Breast care Tips

Support your pair! Our dozen cancer-fighting do’s may go a long way toward keeping you healthy and lowering your risk.

Exercise, exercise, exercise!
Here’s why it may help: Fat cells produce estrogen, and high levels of that hormone have been linked to certain cancers. Working out can shrink the size of fat cells, so your body pumps out less estrogen. The American Cancer Society recommends getting at least 150 minutes of moderate-intensity exercise per week (ideally, spread out, not all at once). Any kind of cardio will do, so hop on your bike or hit the nature trail. If your time is limited, exercising at high intensity for 75 minutes a week will have the same benefit.

Indulge in some chocolate
As if you needed another excuse! Researchers have discovered a compound in dark chocolate that may fight fast-growing cancers. “The compound interacts with an enzyme, which causes cancerous cells to die but leaves normal cells alone,” explains Richard Pestell, M.D., director of the Kimmel Cancer Center at Thomas Jefferson University. The finding may one day even lead to adding some chocolate to current cancer treatments. In the meantime, it gives you a good reason to enjoy a square.

Don’t lose it over a lump
It’s easy to freak out if you find something during a self-exam—or to go into denial and do nothing. Here’s some perspective: Four out of five lumps felt in the breast are benign, says Alonzo P. Walker, M.D., director of the Froedtert & Medical College of Wisconsin Breast Care Center in Milwaukee. Many times a new bump turns out to be a cyst, or fluid-filled sac, associated with hormonal fluctuations. Though a new lump is probably not cancer, get it checked out by your doctor, just in case.

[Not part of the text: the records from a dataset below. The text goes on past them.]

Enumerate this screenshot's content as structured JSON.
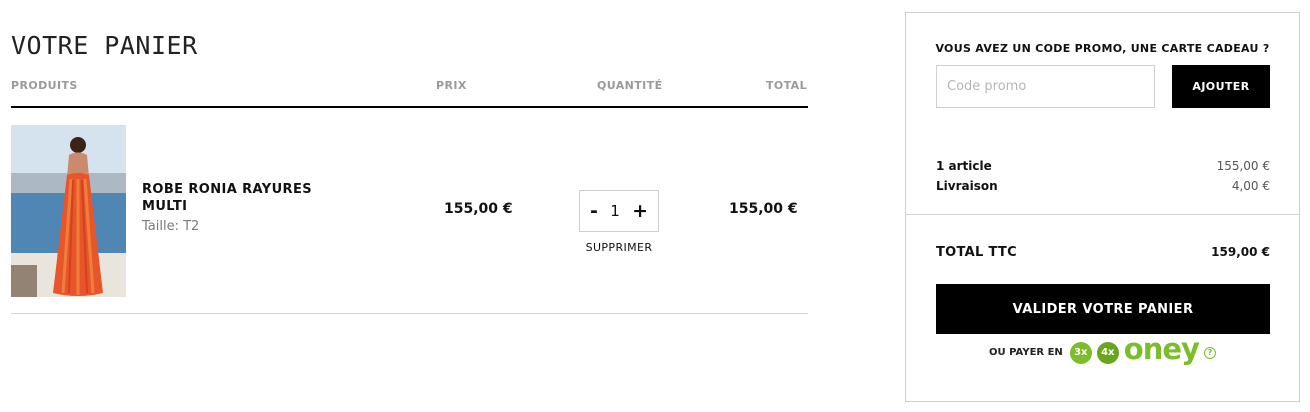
{
  "page": {
    "title": "VOTRE PANIER"
  },
  "table": {
    "headers": {
      "products": "PRODUITS",
      "price": "PRIX",
      "quantity": "QUANTITÉ",
      "total": "TOTAL"
    }
  },
  "cart": {
    "items": [
      {
        "name": "ROBE RONIA RAYURES MULTI",
        "size": "Taille: T2",
        "unit_price": "155,00 €",
        "quantity": "1",
        "line_total": "155,00 €",
        "remove_label": "SUPPRIMER",
        "decrement_label": "-",
        "increment_label": "+",
        "image_icon": "product-photo"
      }
    ]
  },
  "summary": {
    "promo_question": "VOUS AVEZ UN CODE PROMO, UNE CARTE CADEAU ?",
    "promo_placeholder": "Code promo",
    "promo_button": "AJOUTER",
    "articles_label": "1 article",
    "articles_value": "155,00 €",
    "shipping_label": "Livraison",
    "shipping_value": "4,00 €",
    "total_label": "TOTAL TTC",
    "total_value": "159,00 €",
    "checkout_button": "VALIDER VOTRE PANIER",
    "pay_with_label": "OU PAYER EN",
    "oney_3x": "3x",
    "oney_4x": "4x",
    "oney_logo": "oney",
    "help_icon": "?"
  },
  "colors": {
    "accent": "#000000",
    "oney_green": "#7dbd2a",
    "border": "#cfcfcf"
  }
}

Fill up on fruit and veggies
The one thing it’s pretty much OK to pig out on is produce, and now it turns out that eating your vegetables and fruit may actually help curb cancer. Several recent studies have suggested that eating a lot of fruit and veggies may be associated with a lowered risk for developing estrogen-receptor-negative breast tumors. The effect may be due to the fact that produce tends to be rich in carotenoids, natural pigments that often serve as antioxidants. Estrogen-receptor-negative breast cancers make up only about 15 percent of all breast cancers, but they’re particularly hard to treat. The USDA advises that you fill half your plate with produce.

Drink less alcohol
Sure, there’s a positive health buzz around booze, but a meta-analysis of 53 studies showed that women who drank more than three drinks a day had 1.5 times the risk of developing breast cancer as did nondrinkers. Try to keep it to one serving a day or less: 12 ounces of beer, 5 ounces of wine or 1.5 ounces of hard liquor.

Get a good night’s sleep
Staying up late can result in greater exposure to light at night, which suppresses melatonin levels. That can be a problem because research suggests melatonin may help regulate estrogen. Another reason to turn in early and get seven to eight hours.

Don’t forget folic acid
Not eating enough folate, the naturally occurring form of folic acid, is linked with impaired ability to repair DNA. And damaged DNA has, in turn, been linked to cancer. Folate is found in foods such as spinach and black-eyed peas, as well as in folic-fortified cereals and grains. Try to get 400 micrograms daily.